「その曲らしさ」を出すためにやるべきこと
東京クラリネット教室
2020年2月22日、今年2回目の中級者アンサンブルが開催されました。
久しぶりのご参加の方と、体験の方がいらっしゃる予定だったので、「今回は人数が多い!」とホクホクしていたのですが、いざ当日になってみたら、お仕事や体調不良の方などがいらっしゃって、講師含めて4名でのアンサンブルとなりました。
今は特に、いろいろ流行っているので怖いですね。
不調な方は、どうぞご無理のないように過ごしていただければと思います。
そんなわけで、今回は先月演奏した、ドビュッシー作曲「アラベスク第1番」をやろうと思っていたのですが、こちらの編成は六重奏なので断念。
ピエルネ作曲・15の小品より「タランテラ(ナポリの思い出)」が、前回あまりに謎すぎたので、今日は「このタランテラを楽しく演奏できるようにしよう!」と目標を決めて、演奏することにしました。
こちらは、今回参加の人数ぴったりの、四重奏です。
早速始めていきましょう。
「タランテラ」が何かを知ろう
まず、曲の理解を深めるために「タランテラ」が一体なんなのかを知りましょう。
今はすぐに手元で調べられるので、楽ですね。
さて、タランテラは、イタリアの舞曲の一種です。
ピアノを習っていた方であれば、ブルグミュラーのタランテラを演奏したことがあるのではないでしょうか。
8分の6拍子(もしくは8分の3拍子)の速い舞曲で、八分音符・八分休符・八分音符のリズムが特徴的です。
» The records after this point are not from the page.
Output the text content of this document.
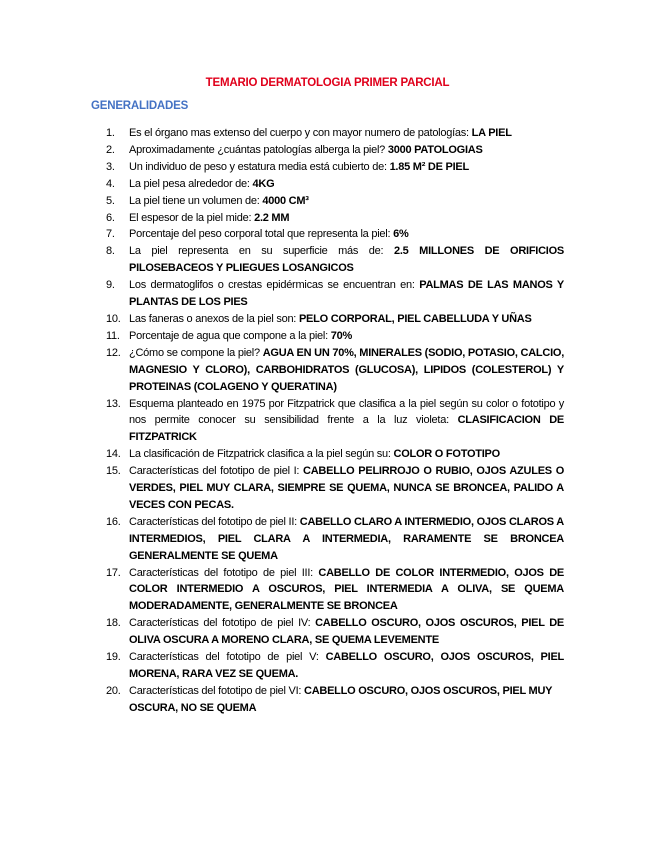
TEMARIO DERMATOLOGIA PRIMER PARCIAL
GENERALIDADES
1.	Es el órgano mas extenso del cuerpo y con mayor numero de patologías: LA PIEL
2.	Aproximadamente ¿cuántas patologías alberga la piel? 3000 PATOLOGIAS
3.	Un individuo de peso y estatura media está cubierto de: 1.85 M² DE PIEL
4.	La piel pesa alrededor de: 4KG
5.	La piel tiene un volumen de: 4000 CM³
6.	El espesor de la piel mide: 2.2 MM
7.	Porcentaje del peso corporal total que representa la piel: 6%
8.	La piel representa en su superficie más de: 2.5 MILLONES DE ORIFICIOS PILOSEBACEOS Y PLIEGUES LOSANGICOS
9.	Los dermatoglifos o crestas epidérmicas se encuentran en: PALMAS DE LAS MANOS Y PLANTAS DE LOS PIES
10. Las faneras o anexos de la piel son: PELO CORPORAL, PIEL CABELLUDA Y UÑAS
11. Porcentaje de agua que compone a la piel: 70%
12. ¿Cómo se compone la piel? AGUA EN UN 70%, MINERALES (SODIO, POTASIO, CALCIO, MAGNESIO Y CLORO), CARBOHIDRATOS (GLUCOSA), LIPIDOS (COLESTEROL) Y PROTEINAS (COLAGENO Y QUERATINA)
13. Esquema planteado en 1975 por Fitzpatrick que clasifica a la piel según su color o fototipo y nos permite conocer su sensibilidad frente a la luz violeta: CLASIFICACION DE FITZPATRICK
14. La clasificación de Fitzpatrick clasifica a la piel según su: COLOR O FOTOTIPO
15. Características del fototipo de piel I: CABELLO PELIRROJO O RUBIO, OJOS AZULES O VERDES, PIEL MUY CLARA, SIEMPRE SE QUEMA, NUNCA SE BRONCEA, PALIDO A VECES CON PECAS.
16. Características del fototipo de piel II: CABELLO CLARO A INTERMEDIO, OJOS CLAROS A INTERMEDIOS, PIEL CLARA A INTERMEDIA, RARAMENTE SE BRONCEA GENERALMENTE SE QUEMA
17. Características del fototipo de piel III: CABELLO DE COLOR INTERMEDIO, OJOS DE COLOR INTERMEDIO A OSCUROS, PIEL INTERMEDIA A OLIVA, SE QUEMA MODERADAMENTE, GENERALMENTE SE BRONCEA
18. Características del fototipo de piel IV: CABELLO OSCURO, OJOS OSCUROS, PIEL DE OLIVA OSCURA A MORENO CLARA, SE QUEMA LEVEMENTE
19. Características del fototipo de piel V: CABELLO OSCURO, OJOS OSCUROS, PIEL MORENA, RARA VEZ SE QUEMA.
20. Características del fototipo de piel VI: CABELLO OSCURO, OJOS OSCUROS, PIEL MUY OSCURA, NO SE QUEMA
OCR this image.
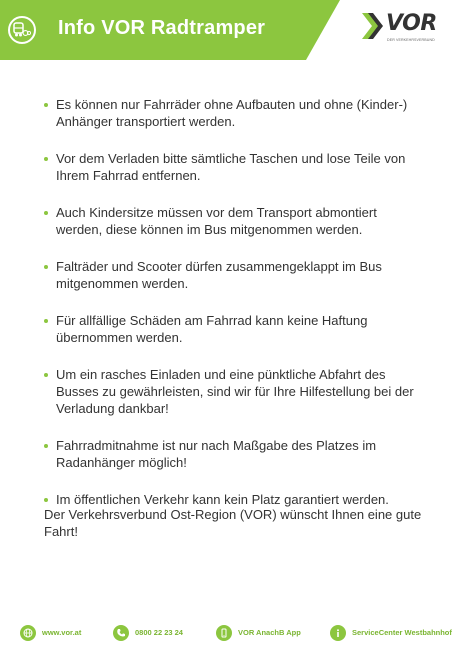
Info VOR Radtramper	VOR
DER VERKEHRSVERBUND
Es können nur Fahrräder ohne Aufbauten und ohne (Kinder-) Anhänger transportiert werden.
Vor dem Verladen bitte sämtliche Taschen und lose Teile von Ihrem Fahrrad entfernen.
Auch Kindersitze müssen vor dem Transport abmontiert werden, diese können im Bus mitgenommen werden.
Falträder und Scooter dürfen zusammengeklappt im Bus mitgenommen werden.
Für allfällige Schäden am Fahrrad kann keine Haftung übernommen werden.
Um ein rasches Einladen und eine pünktliche Abfahrt des Busses zu gewährleisten, sind wir für Ihre Hilfestellung bei der Verladung dankbar!
Fahrradmitnahme ist nur nach Maßgabe des Platzes im Radanhänger möglich!
Im öffentlichen Verkehr kann kein Platz garantiert werden.
Der Verkehrsverbund Ost-Region (VOR) wünscht Ihnen eine gute Fahrt!
www.vor.at	0800 22 23 24	VOR AnachB App	ServiceCenter Westbahnhof
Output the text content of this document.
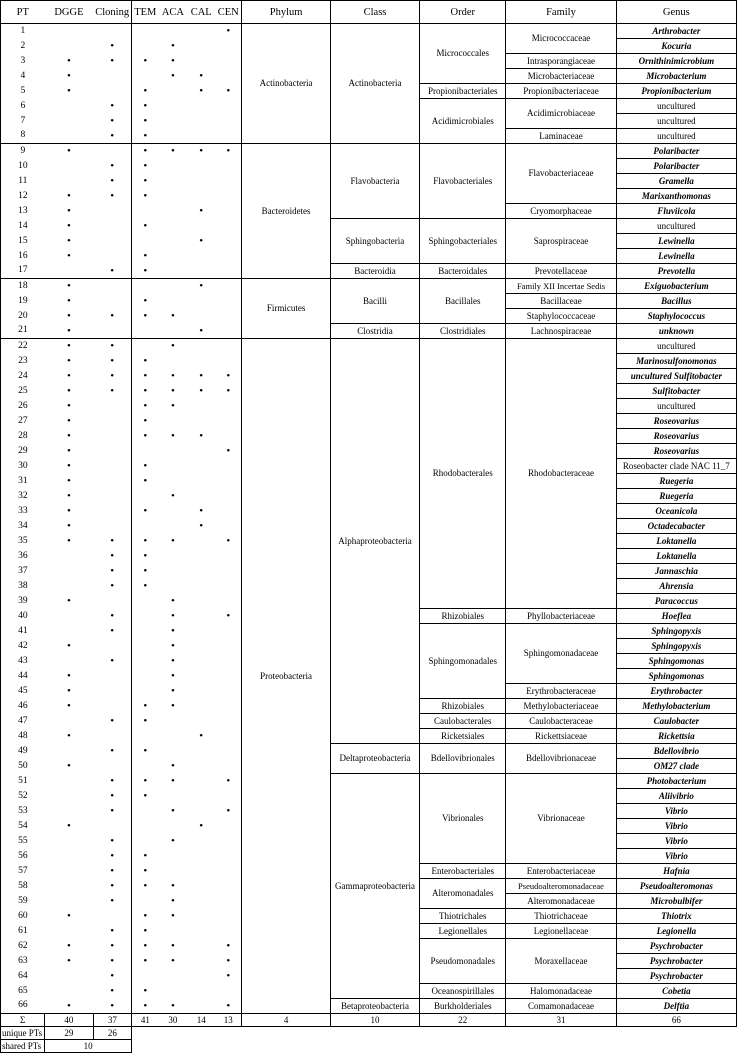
PT	DGGE	Cloning	TEM	ACA	CAL	CEN	Phylum	Class	Order	Family	Genus
1						•	Actinobacteria	Actinobacteria	Micrococcales	Micrococcaceae	Arthrobacter
2		•		•							Kocuria
3	•	•	•	•						Intrasporangiaceae	Ornithinimicrobium
4	•			•	•					Microbacteriaceae	Microbacterium
5	•		•		•	•			Propionibacteriales	Propionibacteriaceae	Propionibacterium
6		•	•						Acidimicrobiales	Acidimicrobiaceae	uncultured
7		•	•								uncultured
8		•	•							Laminaceae	uncultured
9	•		•	•	•	•	Bacteroidetes	Flavobacteria	Flavobacteriales	Flavobacteriaceae	Polaribacter
10		•	•								Polaribacter
11		•	•								Gramella
12	•	•	•								Marixanthomonas
13	•				•					Cryomorphaceae	Fluviicola
14	•		•					Sphingobacteria	Sphingobacteriales	Saprospiraceae	uncultured
15	•				•						Lewinella
16	•		•								Lewinella
17		•	•					Bacteroidia	Bacteroidales	Prevotellaceae	Prevotella
18	•				•		Firmicutes	Bacilli	Bacillales	Family XII Incertae Sedis	Exiguobacterium
19	•		•							Bacillaceae	Bacillus
20	•	•	•	•						Staphylococcaceae	Staphylococcus
21	•				•			Clostridia	Clostridiales	Lachnospiraceae	unknown
22	•	•		•			Proteobacteria	Alphaproteobacteria	Rhodobacterales	Rhodobacteraceae	uncultured
23	•	•	•								Marinosulfonomonas
24	•	•	•	•	•	•					uncultured Sulfitobacter
25	•	•	•	•	•	•					Sulfitobacter
26	•		•	•							uncultured
27	•		•								Roseovarius
28	•		•	•	•						Roseovarius
29	•					•					Roseovarius
30	•		•								Roseobacter clade NAC 11_7
31	•		•								Ruegeria
32	•			•							Ruegeria
33	•		•		•						Oceanicola
34	•				•						Octadecabacter
35	•	•	•	•		•					Loktanella
36		•	•								Loktanella
37		•	•								Jannaschia
38		•	•								Ahrensia
39	•			•							Paracoccus
40		•		•		•			Rhizobiales	Phyllobacteriaceae	Hoeflea
41		•		•					Sphingomonadales	Sphingomonadaceae	Sphingopyxis
42	•			•							Sphingopyxis
43		•		•							Sphingomonas
44	•			•							Sphingomonas
45	•			•						Erythrobacteraceae	Erythrobacter
46	•		•	•					Rhizobiales	Methylobacteriaceae	Methylobacterium
47		•	•						Caulobacterales	Caulobacteraceae	Caulobacter
48	•				•				Ricketsiales	Rickettsiaceae	Rickettsia
49		•	•					Deltaproteobacteria	Bdellovibrionales	Bdellovibrionaceae	Bdellovibrio
50	•			•							OM27 clade
51		•	•	•		•		Gammaproteobacteria	Vibrionales	Vibrionaceae	Photobacterium
52		•	•								Aliivibrio
53		•		•		•					Vibrio
54	•				•						Vibrio
55		•		•							Vibrio
56		•	•								Vibrio
57		•	•						Enterobacteriales	Enterobacteriaceae	Hafnia
58		•	•	•					Alteromonadales	Pseudoalteromonadaceae	Pseudoalteromonas
59		•		•						Alteromonadaceae	Microbulbifer
60	•		•	•					Thiotrichales	Thiotrichaceae	Thiotrix
61		•	•						Legionellales	Legionellaceae	Legionella
62	•	•	•	•		•			Pseudomonadales	Moraxellaceae	Psychrobacter
63	•	•	•	•		•					Psychrobacter
64		•				•					Psychrobacter
65		•	•						Oceanospirillales	Halomonadaceae	Cobetia
66	•	•	•	•		•		Betaproteobacteria	Burkholderiales	Comamonadaceae	Delftia
Σ	40	37	41	30	14	13	4	10	22	31	66
unique PTs	29	26									
shared PTs	10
記譜にすると、1番パートの57小節目からのフレーズのようなリズムですね。
これが軽やかに吹けるかどうか、また、八分音符が3つ(もしくは6つ)並んでる音型を、重くなりすぎずに拍をたっぷり使って吹けるかどうかが、タランテラの「タランテラらしさ」を左右します。
もし可能であれば、サンプルとして実際のタランテラを聴いてみると、演奏に活きるはずです。
この曲の音源でなくても構わないので、何かしらタランテラを聴いて、しっかりイメージを掴んでおきましょう。
休符の扱いに気をつける
過去にもお伝えしてきましたが、「休符を演奏する」というのは、とても難しいことです。
音符であれば、吹けばいいわけですが、休符は、音がない時間を作って表現をせねばなりません。
先程のスコアを見ていただいてもわかると思いますが、タランテラは軽快な舞曲ですので、休符が効果的に使われています。
頭打ちなどでは、軽やかに短く吹きやすいですが、四分音符のあとの八分休符などは、ついつい曖昧になりがちです。
「なんとなーく伸ばして吹いてしまった」ということがないよう、ピシッと空間を作ることを常に意識しましょう。
すっきりした演奏に変化するはずです。
単純な曲に聴き映えをプラスする
聴いていておもしろい演奏というのは、
- その曲に合ったテンポ
- 強弱
というのが必須です。
もちろん他にもいろいろと気をつけるべきことはあり、それらによってどんどんと良い演奏になっていきますが、この2点は不可欠でしょう。
今日は最後に録音をしてみましたが、参加者の皆様に聴いていただいたところ、やはりその2点がまず気になったとのこと。
自分達で思っているものと、客観的に聴いた時の差というのは、考えている以上に大きかったりします。
特に強弱は、手元に楽譜がない人が聴いても、変化がしっかり伝わるよう、大げさに表現できるようにしていきましょう。
今日の目標の「タランテラを楽しく演奏できるようにしよう」は、「完璧!」とまではいきませんでしたが、様子も見えてきて、だいぶウキウキと吹けたのではないかと思います。
次回この曲を演奏する時は、もう少し人数が増えているかと思いますが、今日やったことはしっかり振り返りをしていただいて、今回いらっしゃらなかった方を引っ張れる演奏を身につけておいて下さいね。